All this being said, ICAEW is strongly in favour of the UK and EU achieving a comparable regime of professional recognition to what exists today. Whatever the Brexit outcome, ICAEW will continue to develop the ACA as one of the most advanced learning and professional development accountancy programmes and build partnerships to promote its take-up in the EU.

Our Brexit guide Recognition of professional qualifications addresses the specific implications of Brexit for recognition arrangements giving access to regulated services. It specifically focuses on the potential “no deal” scenario, providing guidance on the most commonly relevant circumstances, while also setting out where ICAEW can assist members and students and EU professionals with enquiries. The focus is on arrangements between the UK and EU member states, although much of this will also be relevant to members in the other EEA countries (Iceland, Liechtenstein and Norway). We intend to add further specific guidance relating to professional recognition between the UK and Ireland, as the historic bilateral links raise specific additional points for consideration, where further clarity is being sought.

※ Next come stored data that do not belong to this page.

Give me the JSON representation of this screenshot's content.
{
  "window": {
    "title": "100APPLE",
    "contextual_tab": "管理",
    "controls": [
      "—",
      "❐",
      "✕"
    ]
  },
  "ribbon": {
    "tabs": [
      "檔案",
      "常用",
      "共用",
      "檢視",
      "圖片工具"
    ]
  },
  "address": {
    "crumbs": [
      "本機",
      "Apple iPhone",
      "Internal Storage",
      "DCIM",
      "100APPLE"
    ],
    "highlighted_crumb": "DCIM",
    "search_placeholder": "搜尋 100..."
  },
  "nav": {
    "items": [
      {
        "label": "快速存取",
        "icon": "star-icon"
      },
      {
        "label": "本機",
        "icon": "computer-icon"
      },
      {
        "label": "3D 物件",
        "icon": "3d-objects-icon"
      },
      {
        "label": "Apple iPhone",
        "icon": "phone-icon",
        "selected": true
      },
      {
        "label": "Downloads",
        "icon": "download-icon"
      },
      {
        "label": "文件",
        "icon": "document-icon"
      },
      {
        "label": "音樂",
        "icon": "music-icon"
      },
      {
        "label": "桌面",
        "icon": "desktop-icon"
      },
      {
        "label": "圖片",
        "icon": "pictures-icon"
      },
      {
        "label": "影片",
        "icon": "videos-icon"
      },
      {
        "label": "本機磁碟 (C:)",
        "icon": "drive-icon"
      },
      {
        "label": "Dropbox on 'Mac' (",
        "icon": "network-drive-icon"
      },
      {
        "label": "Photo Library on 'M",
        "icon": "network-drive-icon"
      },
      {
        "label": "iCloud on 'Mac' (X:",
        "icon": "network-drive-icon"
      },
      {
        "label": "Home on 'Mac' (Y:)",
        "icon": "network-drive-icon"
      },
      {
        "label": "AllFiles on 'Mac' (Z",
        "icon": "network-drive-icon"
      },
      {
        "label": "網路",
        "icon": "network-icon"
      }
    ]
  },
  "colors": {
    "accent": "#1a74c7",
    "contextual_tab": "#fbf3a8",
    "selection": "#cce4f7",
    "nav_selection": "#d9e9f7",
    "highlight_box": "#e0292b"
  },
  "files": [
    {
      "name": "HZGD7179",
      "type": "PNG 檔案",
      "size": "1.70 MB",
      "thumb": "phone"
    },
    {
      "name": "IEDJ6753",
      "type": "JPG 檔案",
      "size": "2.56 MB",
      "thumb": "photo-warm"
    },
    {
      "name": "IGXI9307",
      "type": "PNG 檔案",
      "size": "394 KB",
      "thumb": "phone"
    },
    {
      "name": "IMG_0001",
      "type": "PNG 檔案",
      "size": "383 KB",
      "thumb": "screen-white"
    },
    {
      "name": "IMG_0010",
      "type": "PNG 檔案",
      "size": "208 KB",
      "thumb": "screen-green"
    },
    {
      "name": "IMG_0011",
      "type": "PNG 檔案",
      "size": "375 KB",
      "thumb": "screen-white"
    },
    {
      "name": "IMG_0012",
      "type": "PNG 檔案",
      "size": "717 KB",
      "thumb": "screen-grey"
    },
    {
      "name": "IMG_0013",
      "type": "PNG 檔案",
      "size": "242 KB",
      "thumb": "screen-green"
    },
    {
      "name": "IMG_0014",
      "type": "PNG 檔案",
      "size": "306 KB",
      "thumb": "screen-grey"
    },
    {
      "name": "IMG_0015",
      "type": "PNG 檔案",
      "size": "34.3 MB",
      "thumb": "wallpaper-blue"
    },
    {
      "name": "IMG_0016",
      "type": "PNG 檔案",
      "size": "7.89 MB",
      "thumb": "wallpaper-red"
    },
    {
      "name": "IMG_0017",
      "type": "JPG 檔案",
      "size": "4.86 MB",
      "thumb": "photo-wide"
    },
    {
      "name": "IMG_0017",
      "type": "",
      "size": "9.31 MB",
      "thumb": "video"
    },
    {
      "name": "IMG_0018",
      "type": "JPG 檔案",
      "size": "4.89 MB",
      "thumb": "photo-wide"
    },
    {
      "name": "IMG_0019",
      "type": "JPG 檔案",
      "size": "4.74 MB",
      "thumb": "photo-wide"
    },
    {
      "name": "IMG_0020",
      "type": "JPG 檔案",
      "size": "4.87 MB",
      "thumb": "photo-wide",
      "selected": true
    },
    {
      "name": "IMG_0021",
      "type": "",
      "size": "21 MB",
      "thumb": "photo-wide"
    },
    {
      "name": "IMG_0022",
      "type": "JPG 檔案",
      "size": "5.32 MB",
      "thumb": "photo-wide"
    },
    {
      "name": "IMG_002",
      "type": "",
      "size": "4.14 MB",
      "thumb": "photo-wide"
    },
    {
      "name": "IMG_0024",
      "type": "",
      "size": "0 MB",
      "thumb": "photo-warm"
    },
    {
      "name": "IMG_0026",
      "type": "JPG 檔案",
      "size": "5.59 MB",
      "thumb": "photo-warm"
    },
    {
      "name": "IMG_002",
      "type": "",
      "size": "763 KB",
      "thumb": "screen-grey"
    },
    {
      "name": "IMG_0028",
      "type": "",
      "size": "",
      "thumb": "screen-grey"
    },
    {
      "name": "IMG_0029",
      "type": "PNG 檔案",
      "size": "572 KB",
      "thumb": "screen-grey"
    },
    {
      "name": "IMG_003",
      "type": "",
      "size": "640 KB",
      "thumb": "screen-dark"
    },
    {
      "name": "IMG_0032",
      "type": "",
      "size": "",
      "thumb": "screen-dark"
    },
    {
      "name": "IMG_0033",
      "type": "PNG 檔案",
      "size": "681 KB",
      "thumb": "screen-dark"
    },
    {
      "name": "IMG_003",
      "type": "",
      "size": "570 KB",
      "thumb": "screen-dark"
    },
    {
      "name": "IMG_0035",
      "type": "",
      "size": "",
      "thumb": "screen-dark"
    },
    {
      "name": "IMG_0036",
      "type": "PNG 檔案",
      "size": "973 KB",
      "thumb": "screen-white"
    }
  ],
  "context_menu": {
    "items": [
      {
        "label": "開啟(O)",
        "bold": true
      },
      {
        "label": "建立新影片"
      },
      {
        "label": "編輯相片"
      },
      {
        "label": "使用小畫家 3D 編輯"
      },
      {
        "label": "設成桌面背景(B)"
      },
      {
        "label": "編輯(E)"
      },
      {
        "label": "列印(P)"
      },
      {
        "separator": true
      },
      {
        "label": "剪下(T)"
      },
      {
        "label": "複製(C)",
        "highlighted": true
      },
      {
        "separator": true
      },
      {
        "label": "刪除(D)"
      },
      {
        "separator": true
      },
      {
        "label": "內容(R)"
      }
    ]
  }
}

The complete guide covers:

  • the current situation for ICAEW members in the UK and EU27;
  • arrangements if there is a withdrawal Agreement and a transition period;
  • implications of a “no deal” scenario for ICAEW members pursuing new recognition applications;
  • implications of a "no deal" scenario for EU professionals pursuing new recognition applications in the UK, and with ICAEW specifically;
  • implications for students; and
  • what ICAEW is doing to engage with the UK government and the EU institutions during the negotiation process.